Opposites don’t attract when it comes to music—or dating, for that matter.
When dating app Bumble introduced a new feature that allowed people to sync up their Spotify accounts with their profile, I was thrilled. Finally, I could avoid deadbeat dudes who listen to Nickelback—or bros who live for country music festivals in the summer (sorry, just ain’t my thing).
I’ve always thought the type of music someone listens to is a good indicator of what their true personality is—not the kind of person they are after two drinks at a company happy hour, but who they are alone in their bedroom on a Friday night. My number one dating requirement has always boiled down to music taste. There’s a very distinct type of guy I envision myself with (hence the reason why I’ve been single for three years). Not only must he have a damn good head of hair, but Mr. Wonderful also needs to love going to concerts and be cool with me crying to Lana Del Rey while clutching a bottle of wine.
Because my friends always make fun of me for fawning over this dreamy musician type who may or may not exist, I decided to do a deep analysis on whether or not I was just being stuck up and making excuses not to date, or if I had low-key unlocked the secret to finding a successful relationship: similar music taste.

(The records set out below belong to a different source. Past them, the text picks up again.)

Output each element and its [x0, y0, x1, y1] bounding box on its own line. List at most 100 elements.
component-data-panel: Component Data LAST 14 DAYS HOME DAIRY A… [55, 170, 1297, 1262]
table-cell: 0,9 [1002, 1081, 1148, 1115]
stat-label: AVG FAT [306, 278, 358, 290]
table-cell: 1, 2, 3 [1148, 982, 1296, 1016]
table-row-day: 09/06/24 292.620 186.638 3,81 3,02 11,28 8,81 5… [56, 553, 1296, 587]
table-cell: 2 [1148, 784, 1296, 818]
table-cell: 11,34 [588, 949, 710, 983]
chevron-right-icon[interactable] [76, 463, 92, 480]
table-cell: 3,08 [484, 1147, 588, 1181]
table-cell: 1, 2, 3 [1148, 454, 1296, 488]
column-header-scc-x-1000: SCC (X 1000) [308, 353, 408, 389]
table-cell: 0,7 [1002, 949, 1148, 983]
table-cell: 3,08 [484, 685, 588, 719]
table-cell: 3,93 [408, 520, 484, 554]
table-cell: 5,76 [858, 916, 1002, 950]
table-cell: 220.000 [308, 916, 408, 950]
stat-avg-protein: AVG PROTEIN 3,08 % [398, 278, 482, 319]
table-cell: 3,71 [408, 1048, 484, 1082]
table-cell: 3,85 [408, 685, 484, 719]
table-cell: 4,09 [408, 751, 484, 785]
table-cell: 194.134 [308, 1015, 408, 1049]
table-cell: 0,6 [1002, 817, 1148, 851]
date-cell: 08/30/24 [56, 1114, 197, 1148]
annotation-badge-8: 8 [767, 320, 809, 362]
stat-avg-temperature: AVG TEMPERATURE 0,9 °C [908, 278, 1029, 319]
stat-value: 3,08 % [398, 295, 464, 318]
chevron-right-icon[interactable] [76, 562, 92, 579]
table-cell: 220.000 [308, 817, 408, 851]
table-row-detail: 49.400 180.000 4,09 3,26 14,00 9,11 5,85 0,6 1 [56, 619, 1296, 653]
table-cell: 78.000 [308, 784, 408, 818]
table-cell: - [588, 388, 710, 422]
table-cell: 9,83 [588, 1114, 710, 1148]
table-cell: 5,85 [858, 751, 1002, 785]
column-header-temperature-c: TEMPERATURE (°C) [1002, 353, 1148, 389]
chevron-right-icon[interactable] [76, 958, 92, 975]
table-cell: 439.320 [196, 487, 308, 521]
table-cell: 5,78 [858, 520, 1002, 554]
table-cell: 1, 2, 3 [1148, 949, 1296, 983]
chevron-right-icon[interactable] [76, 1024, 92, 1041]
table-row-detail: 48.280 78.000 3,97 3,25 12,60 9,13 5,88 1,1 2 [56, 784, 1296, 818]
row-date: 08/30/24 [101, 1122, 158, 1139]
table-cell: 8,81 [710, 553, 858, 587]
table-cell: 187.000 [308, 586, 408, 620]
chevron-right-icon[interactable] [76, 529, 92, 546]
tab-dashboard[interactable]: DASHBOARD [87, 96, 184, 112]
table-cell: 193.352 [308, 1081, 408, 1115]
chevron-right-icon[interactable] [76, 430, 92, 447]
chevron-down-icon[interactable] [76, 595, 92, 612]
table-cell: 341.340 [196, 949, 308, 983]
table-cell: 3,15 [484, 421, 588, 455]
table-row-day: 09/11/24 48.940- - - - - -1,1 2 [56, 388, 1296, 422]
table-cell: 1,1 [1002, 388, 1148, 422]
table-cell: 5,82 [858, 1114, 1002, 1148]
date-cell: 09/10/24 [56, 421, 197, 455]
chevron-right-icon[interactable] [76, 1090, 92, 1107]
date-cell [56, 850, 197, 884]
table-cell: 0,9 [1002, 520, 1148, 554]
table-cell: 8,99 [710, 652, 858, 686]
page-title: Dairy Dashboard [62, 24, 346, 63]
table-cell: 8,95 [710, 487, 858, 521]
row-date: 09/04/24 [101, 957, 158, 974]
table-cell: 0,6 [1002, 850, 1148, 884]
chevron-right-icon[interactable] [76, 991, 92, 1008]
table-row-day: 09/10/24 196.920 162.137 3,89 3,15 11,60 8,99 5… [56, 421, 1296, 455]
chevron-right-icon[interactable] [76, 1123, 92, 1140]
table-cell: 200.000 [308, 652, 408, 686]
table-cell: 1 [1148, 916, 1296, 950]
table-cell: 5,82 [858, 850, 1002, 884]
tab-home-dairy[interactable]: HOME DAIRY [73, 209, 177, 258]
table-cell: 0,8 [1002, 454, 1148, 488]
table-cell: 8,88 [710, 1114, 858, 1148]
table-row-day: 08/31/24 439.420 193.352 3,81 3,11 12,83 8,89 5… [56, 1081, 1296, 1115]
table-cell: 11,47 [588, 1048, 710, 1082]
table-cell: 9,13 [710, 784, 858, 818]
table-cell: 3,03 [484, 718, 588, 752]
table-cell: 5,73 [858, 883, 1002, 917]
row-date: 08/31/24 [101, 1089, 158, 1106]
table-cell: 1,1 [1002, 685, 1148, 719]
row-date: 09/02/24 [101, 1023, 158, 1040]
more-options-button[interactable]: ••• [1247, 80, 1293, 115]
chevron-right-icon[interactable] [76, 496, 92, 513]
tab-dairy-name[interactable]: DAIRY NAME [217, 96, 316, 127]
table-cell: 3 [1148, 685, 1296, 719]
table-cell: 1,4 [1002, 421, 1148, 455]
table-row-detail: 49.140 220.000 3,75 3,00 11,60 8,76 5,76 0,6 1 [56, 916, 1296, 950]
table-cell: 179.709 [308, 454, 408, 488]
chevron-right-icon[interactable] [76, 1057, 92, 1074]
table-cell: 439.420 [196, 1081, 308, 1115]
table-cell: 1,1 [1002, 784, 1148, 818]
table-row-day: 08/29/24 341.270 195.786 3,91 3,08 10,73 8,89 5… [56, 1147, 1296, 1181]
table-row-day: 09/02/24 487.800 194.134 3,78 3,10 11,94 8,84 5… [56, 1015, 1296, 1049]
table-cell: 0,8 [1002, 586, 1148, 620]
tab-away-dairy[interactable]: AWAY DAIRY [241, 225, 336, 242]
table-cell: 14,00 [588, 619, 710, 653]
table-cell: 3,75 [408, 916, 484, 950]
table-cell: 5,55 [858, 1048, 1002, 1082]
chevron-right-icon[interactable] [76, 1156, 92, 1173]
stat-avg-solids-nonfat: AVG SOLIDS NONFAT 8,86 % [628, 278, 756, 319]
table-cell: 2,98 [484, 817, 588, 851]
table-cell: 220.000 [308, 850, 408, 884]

Music is a form of artistic expression and a reflection of who you are. Having that compatibility with a partner is extremely important.
Between on-the-go apps and ever-changing technology, we have access to more music than ever before. Personally, I feel as though I have a better understanding of myself because of all the jams I listen to. Music is a form of artistic and creative expression with the potential to influence, enhance and reflect your mood.
As humans, we’re always searching for a connection to something so we can better understand ourselves. If what you’re connecting to is the same thing as a potential partner, perhaps you two would also connect on a deeper level as a couple.
Musical preference is linked to three distinct thinking styles, according to a study conducted by David M. Greenberg, Simon Baron-Cohen, David J. Stillwell, Michal Kosinski and Peter J. Rentfrow.
Empathizers (Type E) take a “strong interest in people’s thoughts and emotions,” whereas Systematizers (Type S) have an interest in “patterns, systems and rules that govern the world.” Those who score between Type E and Type S are classified as Type B for “balance.”
Greenberg et al. conducted multiple studies where they analyzed data on participants’ thinking styles while asking them to listen and name their preferences for 50 musical clips spanning a wide range of genres. They found empathizers preferred mellow music reflecting “sad emotions and emotional depth” as heard in R&B, soft rock and singer-songwriter genres, while Systematizers leaned towards structured, more intense sounds heard in hard rock, punk, heavy metal and even classical genres. Their music choices reflected “intellectual depth and complexity” within those experimental genres. Type B preferred music that was a mix of the two thinking styles.
The study also found that people who prefer multiple genres of music tend to be open thinkers.
The personality trait of openness was the strongest predictor of musical sophistication. People who score highly for openness are imaginative, have a wide range of interests and are open to new ways of thinking and changes in their environment. Those who score low on openness (or who are “closed”) are more set in their ways, prefer routine and the familiar and tend to have more conventional values.
This is extremely important when it comes to dating. Personally, I want someone who is open to liking the weird mix of pop, R&B and electronic that I like. In turn, I want to be introduced to cool new artists I may have never discovered on my own. If a guy is still stuck in his pop-punk phase from middle school in the early 00s, then we’re going to have a problem much larger than what’s on the surface. For example, if he’s still blasting “American Idiot” everyday—because he’s so stuck in his ways—perhaps he won’t be open to exploring new bars or restaurants. And because I’m an empathizer, I also want someone who is very self-aware and doesn’t just see things in black and white.
So, before you agree to go on a date with someone, the closest thing to peering deep into their soul might be to browse their Spotify playlists—it’s a lot more telling than you think.